Batıda hükümetin mesajı, zorunlu vergilere karşı eşit konum ve refahın sağlanmasıdır; bu yüzden normal ailelere ağır vergiler dayatarak, her ikisinin de çalışmasını ve dolayısı ile çocuklarını yuvaya bırakmalarını zorunlu hale getiriyor. Fakat Kanda refah ve sağlık bakanlığınca yapılan araştırmaya göre Kanadalıların 3'te 2'si, ilk okul öncesinde çocuklar için en iyi yerin ev ve ebeveynlerinin yanı olduğunu düşündüğünü gösteriyor.

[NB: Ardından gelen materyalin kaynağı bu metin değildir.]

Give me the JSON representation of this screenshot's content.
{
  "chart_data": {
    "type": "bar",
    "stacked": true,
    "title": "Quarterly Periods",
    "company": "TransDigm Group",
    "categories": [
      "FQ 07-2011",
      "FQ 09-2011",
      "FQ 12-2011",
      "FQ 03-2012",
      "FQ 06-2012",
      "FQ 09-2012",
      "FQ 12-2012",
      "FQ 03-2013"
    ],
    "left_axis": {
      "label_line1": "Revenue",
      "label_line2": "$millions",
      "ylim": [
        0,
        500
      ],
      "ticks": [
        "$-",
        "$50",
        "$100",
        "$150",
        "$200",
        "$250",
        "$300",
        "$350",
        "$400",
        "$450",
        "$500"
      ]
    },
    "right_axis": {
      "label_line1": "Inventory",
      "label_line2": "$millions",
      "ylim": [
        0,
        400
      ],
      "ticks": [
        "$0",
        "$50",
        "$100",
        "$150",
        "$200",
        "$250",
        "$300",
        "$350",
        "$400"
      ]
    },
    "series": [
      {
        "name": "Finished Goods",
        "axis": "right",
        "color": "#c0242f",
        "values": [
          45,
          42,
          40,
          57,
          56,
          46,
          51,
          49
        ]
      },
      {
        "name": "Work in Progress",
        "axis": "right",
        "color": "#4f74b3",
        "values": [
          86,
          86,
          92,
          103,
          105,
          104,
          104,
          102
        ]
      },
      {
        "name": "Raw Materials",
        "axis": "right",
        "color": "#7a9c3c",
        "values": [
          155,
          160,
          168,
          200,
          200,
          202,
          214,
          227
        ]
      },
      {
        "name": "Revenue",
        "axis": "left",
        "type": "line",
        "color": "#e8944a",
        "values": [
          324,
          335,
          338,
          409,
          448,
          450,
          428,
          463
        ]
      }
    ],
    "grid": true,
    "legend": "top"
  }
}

Fakat feministlerin tüm vurgularına rağmen kadınlar evde ve çocuklarının yanında kalmayı tercih ediyorlar. Amerika'da da benzer durum yaşanıyor. Los Angels Times'in yaptığı bir anket, feministlerin şaşırmasına sebep oldu; anket çocuk sahibi Amerikalı çalışan kadınların %79'unun, evde kalıp çocukları ile zaman geçirmeleri halinde mali sıkıntı yaşamayacakları halinde, çalışmaktan vazgeçeceklerini gösteriyor.

Kanada'da köylü kadınlar kurumu üyeleri arsında yapılan genel bir araştırma, %69'unun, durumun müsait olduğu halde evde kalarak çocuklarına bakmayı tercih ettiklerini gösteriyor.

 

İslam'da aile yapısını güçlendiren faktörlerden biri, çocukların başta anne olmak üzere ebeveynleri tarafından doğru biçimde yetiştirilmesidir. Annenin sevgi ve şefkat dolu kucağı, bir çok ruhsal rahatsızlık ve sorunu engelliyor. İslam inkılabı rehberi Ayetullah Seyit Ali Hamenei kadın ve erkeğin ailedeki etkin varlığı konusunda şöyle diyor: Aile ocağı, duyguların yetişmesi gereken bir yerdir ve çocuklar orada sevgi görmeli, okşanmalı.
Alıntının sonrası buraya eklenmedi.